In a March 2016 study, "The Children of Islamic State", London-based counter-extremism think tank the Quilliam Foundation estimated there were 31,000 pregnant women in ISIL-controlled territories.

"The future of children born and raised in [ISIL territory] is a pertinent and pressing problem, requiring the immediate attention of the international community," the report said.

Early indoctrination

Children born in ISIL territory pose a major future threat, as they will join ISIL's ranks and be indoctrinated with its ideology from an early age, said Egyptian military analyst and retired army officer Maj. Gen. Abdul-Karim Ahmed.

The threat is not just confined to areas under ISIL control, but extends to areas outside Syria and Iraq, he told Diyaruna.

These children "will not only become fighters who defend the group’s areas but could also, given the group’s criminal mindset, become ticking time-bombs scattered across the world", he said.

ISIL has set up so-called "Cubs of the Caliphate" training camps in areas under its control, which are "well protected and tended to", Ahmed said.

"If the group uses these children at a young age, they would undoubtedly be enrolled in suicide bomber squads or reconnaissance mission teams in dangerous areas," he said.

It would be easier for the group to use children in suicide attacks in combat zones, he added, as this makes it harder to target them when so many families and children are escaping from areas under ISIL control on a daily basis.

Luring women to the 'caliphate'

Since its inception, the group has sought to recruit girls and women, with its media machine continuously promoting the "land of the caliphate", said Sami Gheit, a researcher with Al-Sharq Centre for Regional and Strategic Studies.

Hundreds of women have fallen into the recruitment trap as a result of this propaganda, he told Diyaruna, taken in by the promise of marriage and life in ISIL’s "state".

Those female recruits were generally assigned non-combat tasks, he said, with the exception of the women-only brigades that were assigned al-hesba ("religious police") tasks in major cities such as al-Raqa, Manbij and al-Bab.

ISIL also abducted hundreds of girls, particularly from the Yazidi community in Iraq, and distributed them among its fighters or sold them as slaves, Gheit said, "thus reaching the height of criminality and inhumanity in its actions and practices".

"It was obvious that the group had planned from the outset to build a new generation of fighters who are loyal to it and would be more lethal than its older recruited fighters," he said.

Child robots devoid of will

Children born in ISIL-controlled territory are indoctrinated and de-sensitised since birth, said child psychologist Enas al-Jamal, who lectures at Egypt's Ain Shams University.

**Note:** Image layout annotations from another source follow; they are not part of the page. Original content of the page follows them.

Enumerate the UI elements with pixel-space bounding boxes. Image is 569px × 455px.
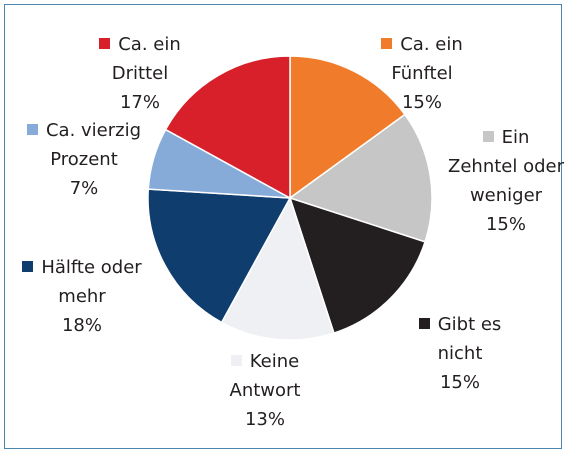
legend-swatch xyxy=(230,355,242,366)
category-line: Ca. ein Fünftel xyxy=(367,30,477,88)
legend-swatch xyxy=(381,38,393,49)
category-label: Gibt es nicht xyxy=(437,314,502,364)
pie-slice xyxy=(147,188,292,324)
category-label: Keine Antwort xyxy=(229,351,301,401)
value-label: 15% xyxy=(439,372,480,393)
category-line: Ein Zehntel oder weniger xyxy=(446,123,566,210)
value-label: 13% xyxy=(244,409,285,430)
slice-label: Hälfte oder mehr 18% xyxy=(7,253,157,340)
value-label: 7% xyxy=(69,178,99,199)
value-label: 17% xyxy=(119,92,160,113)
pie-slice xyxy=(288,196,426,334)
slice-label: Ein Zehntel oder weniger 15% xyxy=(446,123,566,239)
slice-label: Ca. ein Drittel 17% xyxy=(80,30,200,117)
slice-label: Gibt es nicht 15% xyxy=(405,310,515,397)
slice-label: Keine Antwort 13% xyxy=(200,347,330,434)
legend-swatch xyxy=(482,131,494,142)
legend-swatch xyxy=(99,38,111,49)
category-label: Ein Zehntel oder weniger xyxy=(448,127,564,206)
legend-swatch xyxy=(26,124,38,135)
category-line: Ca. ein Drittel xyxy=(80,30,200,88)
category-line: Ca. vierzig Prozent xyxy=(9,116,159,174)
frame xyxy=(4,4,562,449)
pie-slice xyxy=(289,55,406,200)
category-label: Ca. ein Drittel xyxy=(111,34,181,84)
category-line: Hälfte oder mehr xyxy=(7,253,157,311)
category-line: Keine Antwort xyxy=(200,347,330,405)
pie-slice xyxy=(288,113,433,243)
category-line: Gibt es nicht xyxy=(405,310,515,368)
legend-swatch xyxy=(418,318,430,329)
value-label: 15% xyxy=(485,214,526,235)
category-label: Ca. ein Fünftel xyxy=(391,34,463,84)
category-label: Ca. vierzig Prozent xyxy=(45,120,142,170)
legend-swatch xyxy=(22,261,34,272)
category-label: Hälfte oder mehr xyxy=(41,257,142,307)
value-label: 18% xyxy=(61,315,102,336)
slice-label: Ca. ein Fünftel 15% xyxy=(367,30,477,117)
slice-label: Ca. vierzig Prozent 7% xyxy=(9,116,159,203)
pie-slice xyxy=(220,196,335,341)
pie-slice xyxy=(164,55,291,200)
value-label: 15% xyxy=(401,92,442,113)
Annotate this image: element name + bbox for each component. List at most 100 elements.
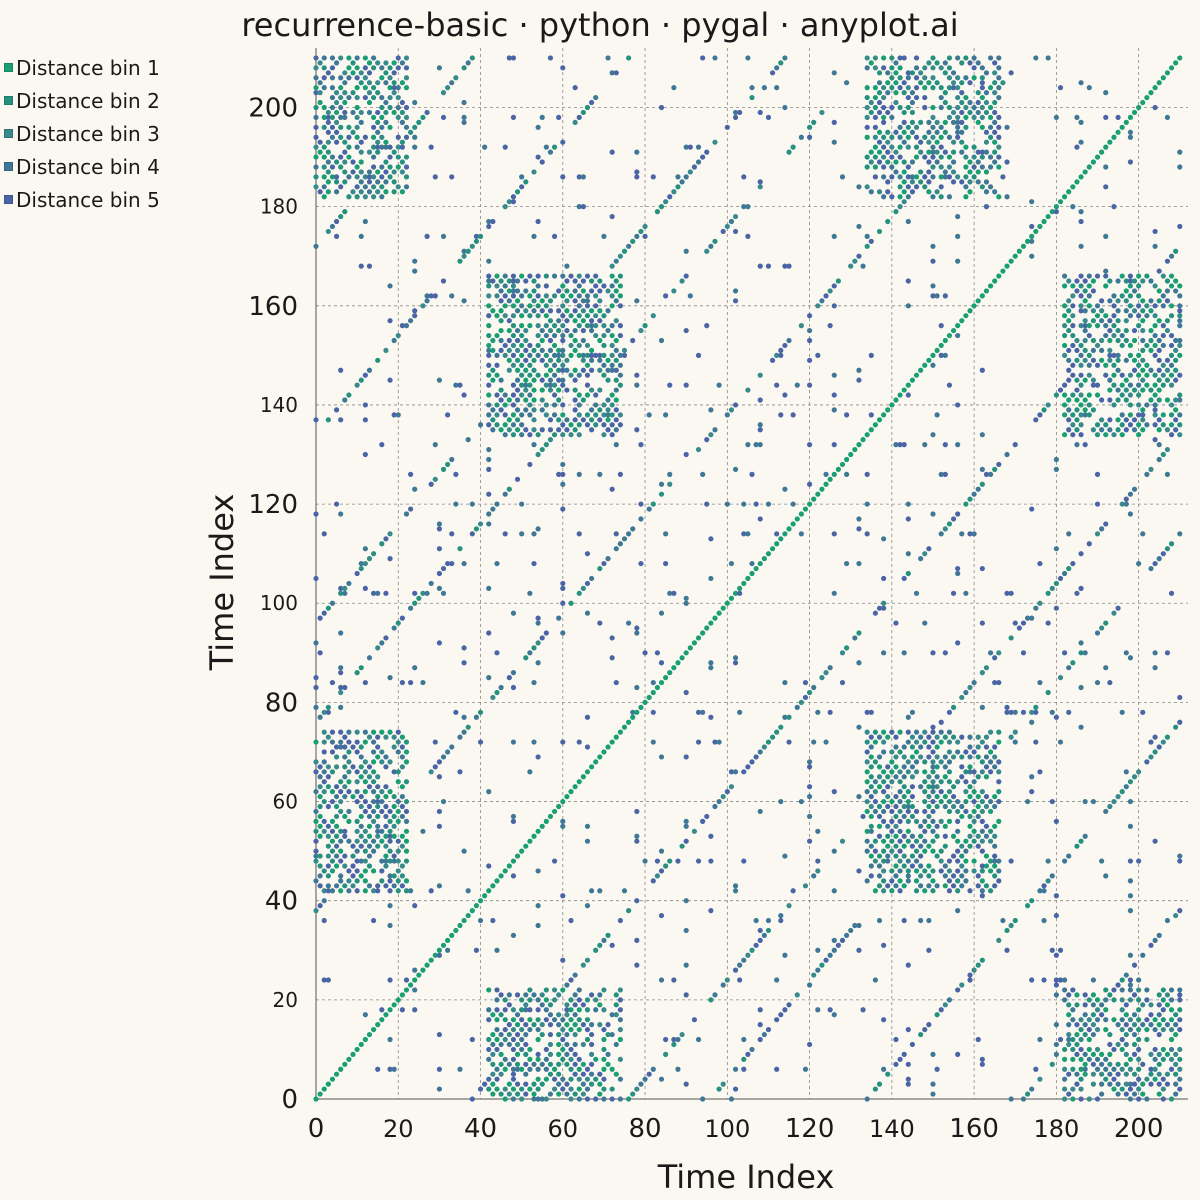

"It is natural that their heads would be filled with the group’s criminal ideas, which will be ingrained in their minds as the absolute truth on which they were raised," she told Diyaruna.

"They will be put through training camps at an early age, where they will be trained and taught the group’s ways and methods," she said, adding that the older they get, the harder it will be to rehabilitate them.

"They will be more like robots, devoid of will and the ability to think, and their sole mission will be to carry out the tasks entrusted to them," she said.

The other major threat relates to the women and girls themselves "because they are being stripped of their will and turned into procreation machines, and are consequently subjected to constant rape", al-Jamal said.

This leads to serious psychological problems that require a long period of psychotherapy and rehabilitation before they can return to normal life, she said.

Al-Jamal stressed the need for "concerted international efforts to address this very serious danger that threatens the entire world".